Il nuovo proprietario, che assume il ruolo di condòmino, è tenuto al pagamento delle spese condominiali (specialmente quelle ordinarie e per le parti comuni), insieme al venditore, in solido.
Inoltre, la norma indica chiaramente i contributi che dovrà versare, comprendendo sia quelli dell’anno attuale che quelli dell’anno precedente.
Sia il nuovo proprietario, che il precedente, per legge sono responsabili di tutti gli oneri condominiali relativi all’anno della vendita, e all’anno precedente.
Il pagamento di queste spese è un’obbligazione solidale.
Ciò implica che l’amministratore del condominio ha il diritto di richiedere il pagamento delle spese da entrambi, sia dal venditore che dall’acquirente, poiché entrambi sono responsabili nei confronti del condominio.

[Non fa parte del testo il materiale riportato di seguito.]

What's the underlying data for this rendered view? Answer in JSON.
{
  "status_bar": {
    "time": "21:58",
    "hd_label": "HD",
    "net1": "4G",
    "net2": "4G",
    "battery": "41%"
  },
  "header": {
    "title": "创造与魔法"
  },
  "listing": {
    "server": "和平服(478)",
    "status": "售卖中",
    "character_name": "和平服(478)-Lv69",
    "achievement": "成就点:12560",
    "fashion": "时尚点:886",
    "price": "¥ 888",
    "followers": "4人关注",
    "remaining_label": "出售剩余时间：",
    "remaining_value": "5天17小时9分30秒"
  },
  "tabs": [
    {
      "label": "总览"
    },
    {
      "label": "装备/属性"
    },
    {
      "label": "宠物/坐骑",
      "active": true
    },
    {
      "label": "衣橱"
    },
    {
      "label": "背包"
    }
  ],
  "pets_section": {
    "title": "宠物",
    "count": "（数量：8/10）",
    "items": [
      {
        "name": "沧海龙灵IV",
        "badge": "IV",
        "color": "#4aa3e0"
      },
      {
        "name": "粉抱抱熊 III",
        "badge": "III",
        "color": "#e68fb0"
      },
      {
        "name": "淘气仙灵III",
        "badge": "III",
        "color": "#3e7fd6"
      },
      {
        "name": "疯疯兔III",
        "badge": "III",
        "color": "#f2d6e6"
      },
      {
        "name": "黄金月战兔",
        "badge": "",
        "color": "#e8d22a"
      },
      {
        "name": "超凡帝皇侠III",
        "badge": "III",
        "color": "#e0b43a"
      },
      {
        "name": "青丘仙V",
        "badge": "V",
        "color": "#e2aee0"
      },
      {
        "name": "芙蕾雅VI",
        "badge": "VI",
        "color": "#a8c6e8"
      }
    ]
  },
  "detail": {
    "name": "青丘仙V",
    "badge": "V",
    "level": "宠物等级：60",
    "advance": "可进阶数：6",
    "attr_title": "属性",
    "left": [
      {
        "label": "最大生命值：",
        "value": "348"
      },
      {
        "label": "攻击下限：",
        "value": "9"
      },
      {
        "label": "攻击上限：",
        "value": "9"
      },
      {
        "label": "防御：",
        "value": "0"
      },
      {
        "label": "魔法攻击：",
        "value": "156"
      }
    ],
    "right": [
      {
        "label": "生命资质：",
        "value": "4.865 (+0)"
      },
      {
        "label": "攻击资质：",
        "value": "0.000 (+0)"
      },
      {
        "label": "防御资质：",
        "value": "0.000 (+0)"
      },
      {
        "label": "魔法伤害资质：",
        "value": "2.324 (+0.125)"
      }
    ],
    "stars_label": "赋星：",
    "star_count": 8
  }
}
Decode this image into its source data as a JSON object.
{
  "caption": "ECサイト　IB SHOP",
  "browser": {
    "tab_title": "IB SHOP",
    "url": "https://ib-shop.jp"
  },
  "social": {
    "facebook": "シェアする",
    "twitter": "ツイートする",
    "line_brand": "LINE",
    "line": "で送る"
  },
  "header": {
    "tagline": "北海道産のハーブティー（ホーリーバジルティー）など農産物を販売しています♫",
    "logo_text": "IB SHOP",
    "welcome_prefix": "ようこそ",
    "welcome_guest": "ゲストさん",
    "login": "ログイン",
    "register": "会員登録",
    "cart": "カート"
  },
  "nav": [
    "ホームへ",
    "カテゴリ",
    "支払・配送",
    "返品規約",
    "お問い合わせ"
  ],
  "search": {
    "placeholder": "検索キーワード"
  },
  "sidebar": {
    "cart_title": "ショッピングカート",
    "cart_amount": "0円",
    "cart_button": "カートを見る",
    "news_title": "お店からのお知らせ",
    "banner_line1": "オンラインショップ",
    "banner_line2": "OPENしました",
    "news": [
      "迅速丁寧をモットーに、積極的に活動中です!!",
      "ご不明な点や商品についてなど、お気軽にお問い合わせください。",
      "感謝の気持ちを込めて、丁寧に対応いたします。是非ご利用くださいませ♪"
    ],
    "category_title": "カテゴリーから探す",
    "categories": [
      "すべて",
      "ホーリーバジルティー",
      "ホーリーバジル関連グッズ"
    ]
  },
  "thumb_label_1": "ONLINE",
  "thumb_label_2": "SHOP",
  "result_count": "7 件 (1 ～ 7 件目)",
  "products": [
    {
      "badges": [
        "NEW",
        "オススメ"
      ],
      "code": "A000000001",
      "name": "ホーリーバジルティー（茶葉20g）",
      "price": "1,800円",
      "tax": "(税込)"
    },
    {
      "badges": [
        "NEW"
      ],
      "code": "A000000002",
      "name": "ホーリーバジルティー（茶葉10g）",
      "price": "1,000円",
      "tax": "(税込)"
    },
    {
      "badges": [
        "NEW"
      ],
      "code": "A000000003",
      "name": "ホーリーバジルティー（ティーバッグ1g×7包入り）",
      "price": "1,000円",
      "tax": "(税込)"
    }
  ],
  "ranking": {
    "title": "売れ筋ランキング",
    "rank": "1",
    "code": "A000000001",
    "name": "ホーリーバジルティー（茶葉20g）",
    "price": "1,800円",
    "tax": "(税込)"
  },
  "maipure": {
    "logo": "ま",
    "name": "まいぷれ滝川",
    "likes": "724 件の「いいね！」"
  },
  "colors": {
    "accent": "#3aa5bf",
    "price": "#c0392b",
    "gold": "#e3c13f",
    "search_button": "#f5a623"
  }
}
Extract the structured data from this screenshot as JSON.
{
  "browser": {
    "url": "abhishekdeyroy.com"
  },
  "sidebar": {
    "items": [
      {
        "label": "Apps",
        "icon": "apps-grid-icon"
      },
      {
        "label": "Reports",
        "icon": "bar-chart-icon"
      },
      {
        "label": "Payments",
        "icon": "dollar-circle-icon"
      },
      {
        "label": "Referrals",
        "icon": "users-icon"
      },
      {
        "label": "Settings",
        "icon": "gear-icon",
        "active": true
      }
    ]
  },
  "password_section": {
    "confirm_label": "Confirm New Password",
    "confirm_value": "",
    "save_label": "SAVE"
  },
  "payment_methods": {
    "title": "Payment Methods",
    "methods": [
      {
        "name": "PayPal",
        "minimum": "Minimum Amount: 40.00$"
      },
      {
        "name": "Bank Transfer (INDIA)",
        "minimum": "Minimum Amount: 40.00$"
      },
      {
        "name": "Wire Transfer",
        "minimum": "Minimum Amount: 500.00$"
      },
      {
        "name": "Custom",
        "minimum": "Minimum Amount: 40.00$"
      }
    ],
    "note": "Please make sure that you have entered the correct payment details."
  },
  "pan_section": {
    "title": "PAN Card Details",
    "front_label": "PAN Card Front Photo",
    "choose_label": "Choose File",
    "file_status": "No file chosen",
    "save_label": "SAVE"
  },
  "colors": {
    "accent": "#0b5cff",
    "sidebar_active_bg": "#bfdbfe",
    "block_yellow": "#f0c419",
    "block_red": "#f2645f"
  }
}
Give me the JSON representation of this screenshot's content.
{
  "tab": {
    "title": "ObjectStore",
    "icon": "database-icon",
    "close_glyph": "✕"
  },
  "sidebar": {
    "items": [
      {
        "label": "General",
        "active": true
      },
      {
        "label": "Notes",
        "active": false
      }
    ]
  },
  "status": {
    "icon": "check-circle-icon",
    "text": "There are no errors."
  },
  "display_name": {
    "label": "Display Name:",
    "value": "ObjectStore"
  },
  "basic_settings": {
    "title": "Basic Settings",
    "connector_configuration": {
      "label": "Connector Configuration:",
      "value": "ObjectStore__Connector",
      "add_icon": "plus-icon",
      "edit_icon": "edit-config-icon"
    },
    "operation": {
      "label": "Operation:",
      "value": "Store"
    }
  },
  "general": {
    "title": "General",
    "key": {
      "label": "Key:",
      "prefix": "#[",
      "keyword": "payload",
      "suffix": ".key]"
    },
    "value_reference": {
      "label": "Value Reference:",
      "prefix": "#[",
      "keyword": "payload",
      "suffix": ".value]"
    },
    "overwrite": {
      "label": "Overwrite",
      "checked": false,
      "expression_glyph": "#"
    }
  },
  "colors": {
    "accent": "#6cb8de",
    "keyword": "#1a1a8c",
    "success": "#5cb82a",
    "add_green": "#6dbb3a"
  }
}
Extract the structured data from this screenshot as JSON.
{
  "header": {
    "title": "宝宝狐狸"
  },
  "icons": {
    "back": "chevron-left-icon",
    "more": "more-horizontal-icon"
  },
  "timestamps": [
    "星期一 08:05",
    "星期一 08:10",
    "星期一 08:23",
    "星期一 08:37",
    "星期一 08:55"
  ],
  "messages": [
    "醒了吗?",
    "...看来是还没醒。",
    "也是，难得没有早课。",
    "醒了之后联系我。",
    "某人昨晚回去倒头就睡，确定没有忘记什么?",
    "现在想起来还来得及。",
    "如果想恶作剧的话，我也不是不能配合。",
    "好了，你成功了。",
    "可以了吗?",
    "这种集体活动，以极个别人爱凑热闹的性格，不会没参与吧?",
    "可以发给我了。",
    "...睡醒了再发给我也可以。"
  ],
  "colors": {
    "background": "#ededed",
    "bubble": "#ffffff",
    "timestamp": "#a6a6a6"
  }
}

Ma, una volta che il nuovo condomino ha saldato il debito precedente, può chiedere al venditore il rimborso delle spese non pagate dal precedente condomino moroso, poiché il vecchio condomino è l’unico responsabile finale delle spese ordinarie scadute.
Il nuovo acquirente potrà recuperare anche quanto pagato per le spese ordinarie dell’anno precedente l’acquisto della proprietà.
Le spese condominiali non ancora versate dal venditore passano a carico del nuovo proprietario acquirente, che ne risponde in modo solidale.
Secondo la norma, chi subentra nei diritti di un condomino, e nei diritti delle parti comuni è obbligato al pagamento: dei contributi relativi all’anno in corso; dei contributi relativi all’anno precedente il passaggio di proprietà.
Quindi, per legge chi compra casa deve pagare le spese condominiali del vecchio proprietario condòmino, anche quando questi risulta moroso.
Il nuovo condomino ha diritto a chiedere il rimborso delle spese ordinarie non pagate dal precedente condomino moroso.